La consecuencia puede sentirse en la cadena de formación. Los clubes colombianos suelen competir con recursos limitados frente a mercados sudamericanos más potentes, por lo que los casos exitosos en Europa cumplen una función de referencia para academias, representantes y jugadores jóvenes. La ruta de Lucumí muestra una progresión menos inmediata que la de una venta directa a una liga de élite: Deportivo Cali, Genk, Bolonia y finalmente Juventus. Ese recorrido respalda la idea de que las ligas puente pueden ofrecer minutos, adaptación cultural y aprendizaje táctico antes de un salto mayor. No es una fórmula automática, pero sí un precedente útil para evitar que promesas sin preparación queden estancadas tras transferencias prematuras.

Para la selección colombiana, contar con un central titular o protagonista en un club de la dimensión de Juventus puede elevar la competencia interna y enriquecer el repertorio defensivo. Los jugadores que se enfrentan cada semana a delanteros de alto nivel llegan a las convocatorias con referencias competitivas distintas. Aun así, la selección no debe depender de que un nombre en Europa resuelva problemas colectivos: la coordinación defensiva nacional exige trabajo sostenido, laterales compatibles y un mediocampo capaz de reducir exposiciones. La experiencia de Lucumí será un activo, no un sustituto de la estructura.

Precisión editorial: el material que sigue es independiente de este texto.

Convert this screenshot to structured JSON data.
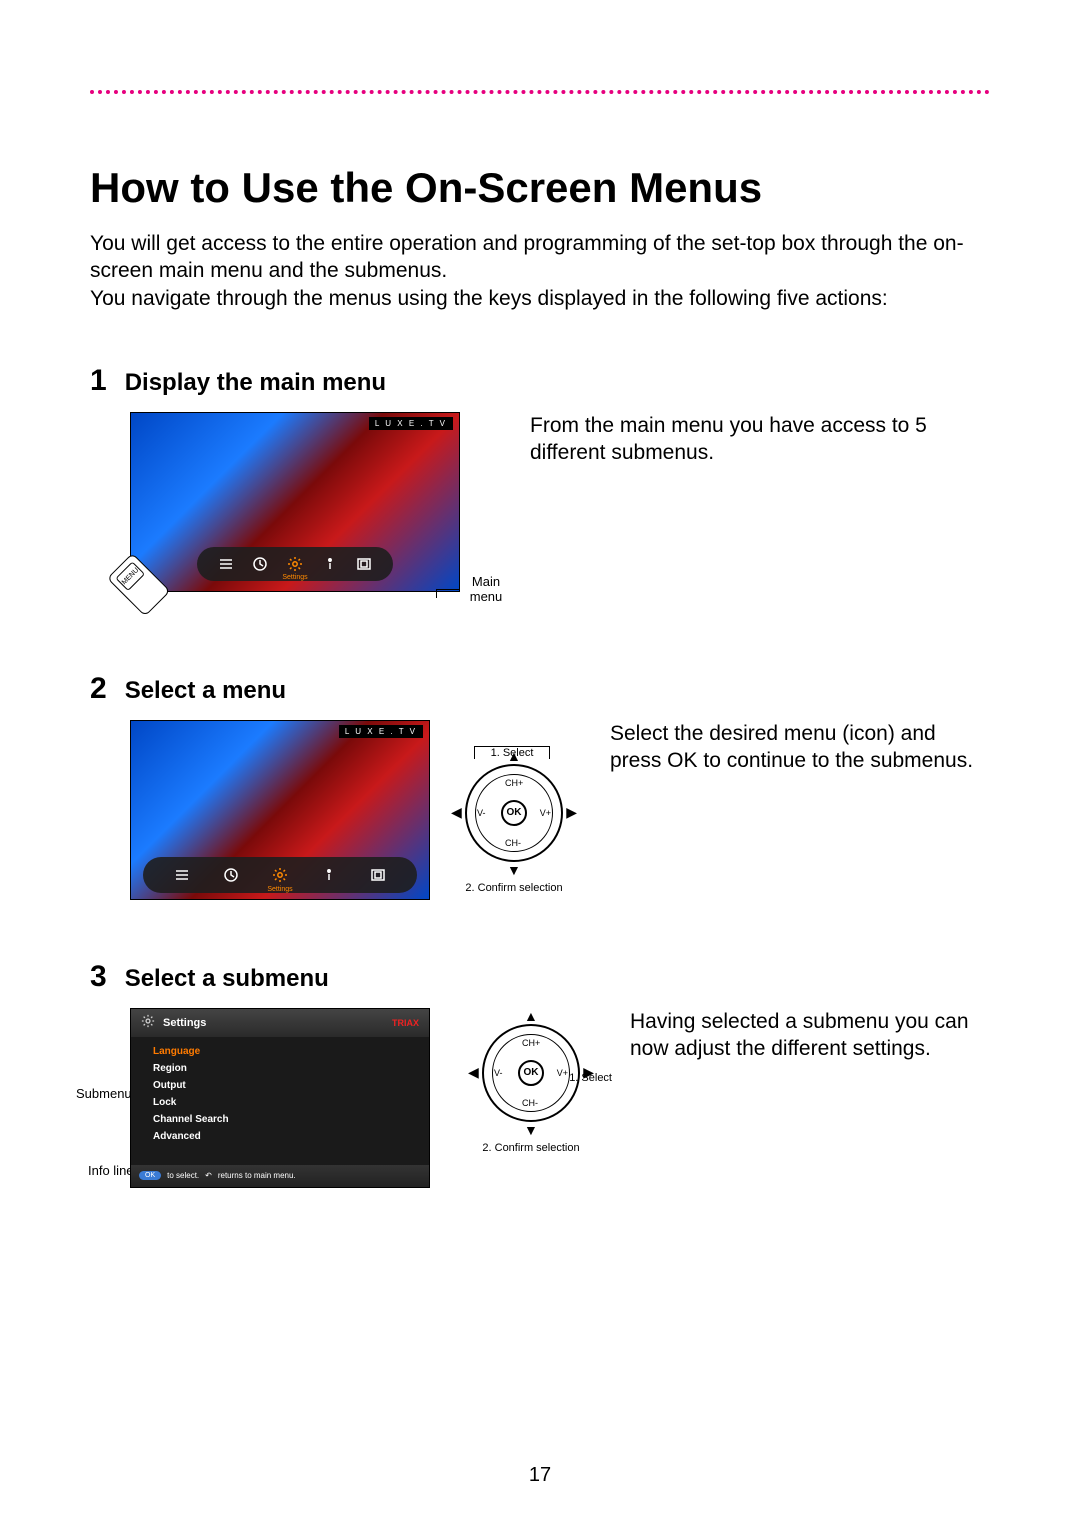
{
  "page_number": "17",
  "title": "How to Use the On-Screen Menus",
  "intro_1": "You will get access to the entire operation and programming of the set-top box through the on-screen main menu and the submenus.",
  "intro_2": "You navigate through the menus using the keys displayed in the following five actions:",
  "steps": [
    {
      "num": "1",
      "title": "Display the main menu",
      "desc": "From the main menu you have access to 5 different submenus."
    },
    {
      "num": "2",
      "title": "Select a menu",
      "desc": "Select the desired menu (icon) and press OK to continue to the submenus."
    },
    {
      "num": "3",
      "title": "Select a submenu",
      "desc": "Having selected a submenu you can now adjust the different settings."
    }
  ],
  "tv": {
    "channel_tag": "L U X E . T V",
    "icon_label": "Settings",
    "label_main_menu": "Main menu",
    "remote_menu_key": "MENU"
  },
  "dpad": {
    "ok": "OK",
    "ch_plus": "CH+",
    "ch_minus": "CH-",
    "v_plus": "V+",
    "v_minus": "V-",
    "select_caption": "1. Select",
    "confirm_caption": "2. Confirm selection"
  },
  "settings_menu": {
    "title": "Settings",
    "brand": "TRIAX",
    "items": [
      "Language",
      "Region",
      "Output",
      "Lock",
      "Channel Search",
      "Advanced"
    ],
    "info_ok": "OK",
    "info_ok_text": "to select.",
    "info_back_text": "returns to main menu.",
    "label_submenu": "Submenu",
    "label_info": "Info line",
    "side_select": "1. Select"
  }
}
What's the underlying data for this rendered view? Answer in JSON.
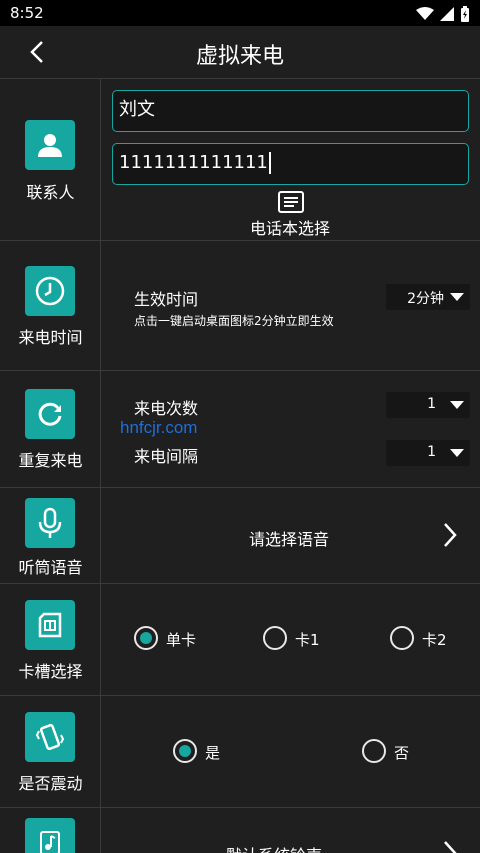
{
  "status": {
    "time": "8:52"
  },
  "title": "虚拟来电",
  "contact": {
    "label": "联系人",
    "name_value": "刘文",
    "number_value": "1111111111111",
    "phonebook_label": "电话本选择"
  },
  "call_time": {
    "label": "来电时间",
    "heading": "生效时间",
    "hint": "点击一键启动桌面图标2分钟立即生效",
    "dropdown_value": "2分钟"
  },
  "repeat": {
    "label": "重复来电",
    "count_label": "来电次数",
    "count_value": "1",
    "interval_label": "来电间隔",
    "interval_value": "1"
  },
  "watermark": "hnfcjr.com",
  "voice": {
    "label": "听筒语音",
    "prompt": "请选择语音"
  },
  "sim": {
    "label": "卡槽选择",
    "options": [
      "单卡",
      "卡1",
      "卡2"
    ],
    "selected": "单卡"
  },
  "vibrate": {
    "label": "是否震动",
    "options": [
      "是",
      "否"
    ],
    "selected": "是"
  },
  "ringtone": {
    "prompt": "默认系统铃声"
  },
  "colors": {
    "accent": "#16a7a0",
    "background": "#1f1f1f",
    "divider": "#3a3a3a",
    "watermark": "#1e6fd9"
  }
}
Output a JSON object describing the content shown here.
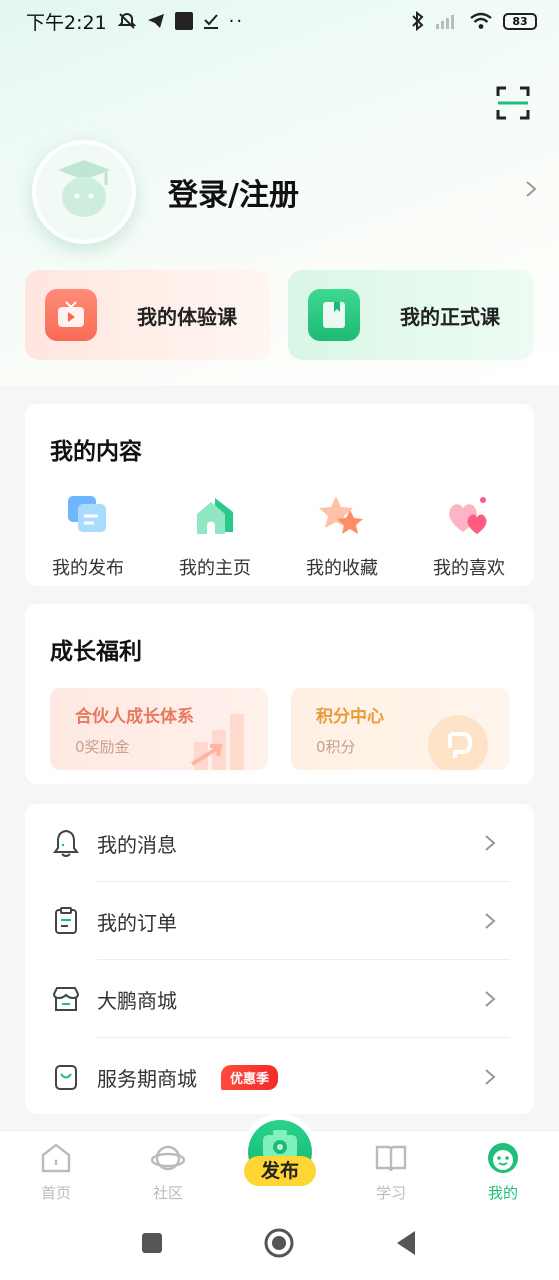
{
  "status_bar": {
    "time": "下午2:21",
    "battery": "83"
  },
  "profile": {
    "login_label": "登录/注册"
  },
  "courses": {
    "trial": "我的体验课",
    "formal": "我的正式课"
  },
  "my_content": {
    "title": "我的内容",
    "items": [
      {
        "label": "我的发布",
        "icon": "publish-doc-icon"
      },
      {
        "label": "我的主页",
        "icon": "home-icon"
      },
      {
        "label": "我的收藏",
        "icon": "star-icon"
      },
      {
        "label": "我的喜欢",
        "icon": "heart-icon"
      }
    ]
  },
  "benefits": {
    "title": "成长福利",
    "partner": {
      "title": "合伙人成长体系",
      "sub": "0奖励金"
    },
    "points": {
      "title": "积分中心",
      "sub": "0积分"
    }
  },
  "menu": {
    "items": [
      {
        "label": "我的消息",
        "icon": "bell-icon"
      },
      {
        "label": "我的订单",
        "icon": "order-icon"
      },
      {
        "label": "大鹏商城",
        "icon": "store-icon"
      },
      {
        "label": "服务期商城",
        "icon": "bag-icon"
      }
    ],
    "badge": "优惠季"
  },
  "tabbar": {
    "home": "首页",
    "community": "社区",
    "publish": "发布",
    "study": "学习",
    "mine": "我的"
  },
  "colors": {
    "accent": "#1fbf7a",
    "partner_title": "#e8795f",
    "points_title": "#e89a3c"
  }
}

La prueba comienza antes del primer título

La expectativa de la afición juventina será inevitablemente alta. La camiseta del club amplifica cada error defensivo y convierte cada victoria en una exigencia de continuidad. Lucumí deberá demostrar que sus buenos años en Bolonia y su madurez internacional pueden trasladarse a un vestuario donde la presión por volver a la cima es permanente. La Liga Europa ofrece una oportunidad concreta para construir confianza y recuperar prestigio continental, pero también puede convertirse en una fuente de desgaste si la plantilla no responde en la Serie A. El desafío real consiste en competir en ambos frentes sin repetir la irregularidad que dejó al equipo en sexta posición.

La incorporación del colombiano no resuelve por sí sola la reconstrucción de la Juventus, pero define una dirección: experiencia comprobada en Italia, capacidad para defender y jugar, y una apuesta de largo plazo en lugar de un remedio pasajero. Su caso condensará varias preguntas que atraviesan al club: si puede recuperar estabilidad, si sus decisiones de mercado responden a una idea deportiva coherente y si logra convertir la exigencia de su historia en una plataforma para el futuro. Para Lucumí, Turín representa la mayor vitrina de su carrera; para la Juventus, representa una oportunidad de dar solidez a un proyecto que necesita volver a ser competitivo antes de volver a ser dominante.